The lender next argued that once the debtor filed for chapter 7, she was required by section 521, to reaffirm, redeem or surrender the collateral. Because she did neither of the first two, the lender argued that she was now forced to do the third—surrender. Finding that this issue was not directly resolved in Johnson, the court looked elsewhere for guidance.
The court found that this case required it to reconcile the Fifth Circuit’s prohibition against ride through (citing In re Tequilla Marie Law, 497 B.R. 843, 850 n. 8 (Bankr. N.D. Tex. 2013)), section 521(a)(6)’s admonition that property not redeemed or reaffirmed may not be retained, and the Supreme Court’s finding in Johnson that “(1) a secured creditor whose claim has been discharged in a prior chapter 7 still has a claim under section 101(5) of the Bankruptcy Code in a subsequent chapter 13, (2) such a claim can be restructured in chapter 13, and (3) chapter 20 cases are not improper per se.” The court found that interpreting section 521(a)(6) to preclude chapter 13 treatment of an in rem claim where personal liability on the debt has been discharged would require a finding that that section effectively overturned Johnson.
The court explored other provision of BAPCPA for indications of such congressional intent. It found that, at least with respect to the facts before it, section 521(a)(6) would not preclude this debtor from treating the claim in her chapter 13 because section 521(a)(6) applies to purchase money security interests in personal property and this case involved a loan secured by the truck but not used to purchase the truck. Nor would section 521(d) preclude restructuring of the lien. That provision establishes congressional intent to support ipso facto clauses, but it does not create such clauses and the lending agreement in this case did not contain an ipso facto clause.
The court found that sections 521(a)(2) and 362(h), were applicable to this case, however. Section 521(a)(2) requires a debtor to state whether she intends to retain or surrender property and if she intends to retain, to specify whether she will reaffirm the debt or redeem the property. Section 362(h) provides that if a debtor fails to comply with section 521 the automatic stay no longer applies and, in fact, the property is no longer part of the bankruptcy estate, leaving the lender free to pursue its rights. Turning to whether these provisions indicate an intent to overturn Johnson, the court thought not. The requirements set forth in BAPCPA’s section 521(a)(2) are sufficiently similar to the comparable provision as it stood when Johnson was decided. Therefore, the amendment did not change the law as Johnson interpreted it. Likewise, section 362(h), does not take away what Johnson allows. While its operation caused the debtor to lose the benefit of the automatic stay in her chapter 7 case and, in fact, the truck became non-estate property, that did not alter the status of the claim in the subsequent chapter 13 case. In chapter 13 the truck was part of the estate property under section 541 and 1306, and the automatic stay was temporarily in place.
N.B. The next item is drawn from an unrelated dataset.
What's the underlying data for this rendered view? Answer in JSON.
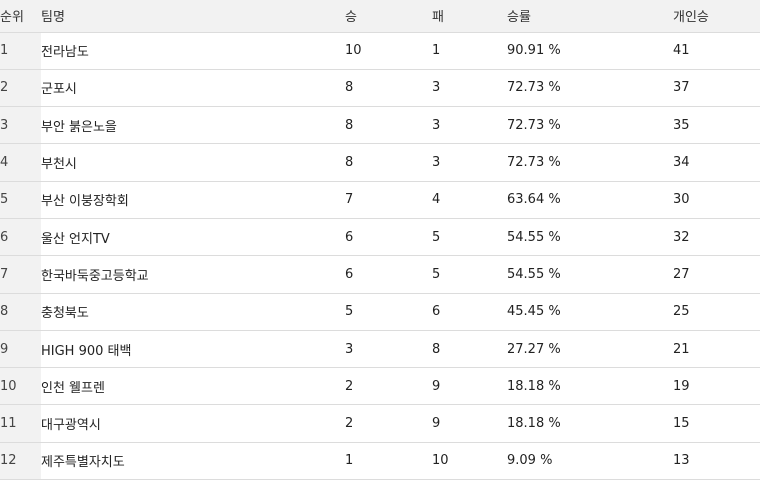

The court turned finally to section 1328(f)(1) which prohibits discharge in a “chapter 20” case. The court found that this provision, if anything, supported the debtor’s position by confirming congressional intent to permit a chapter 13 case to follow closely upon a chapter 7 discharge. The court concluded that “[h]ad Congress chosen to overrule Johnson v. Home State Bank, it would have made that intent clear. Because it failed to do so, this court can only conclude that Johnson v. Home State Bank remains viable. And, here, where sections 521(a)(6) and (d) are not called into question, that case governs the outcome.” For those reasons, the court confirmed the debtor’s plan.
The lender’s motion for reconsideration is currently pending and a hearing is scheduled for February 19, 2015.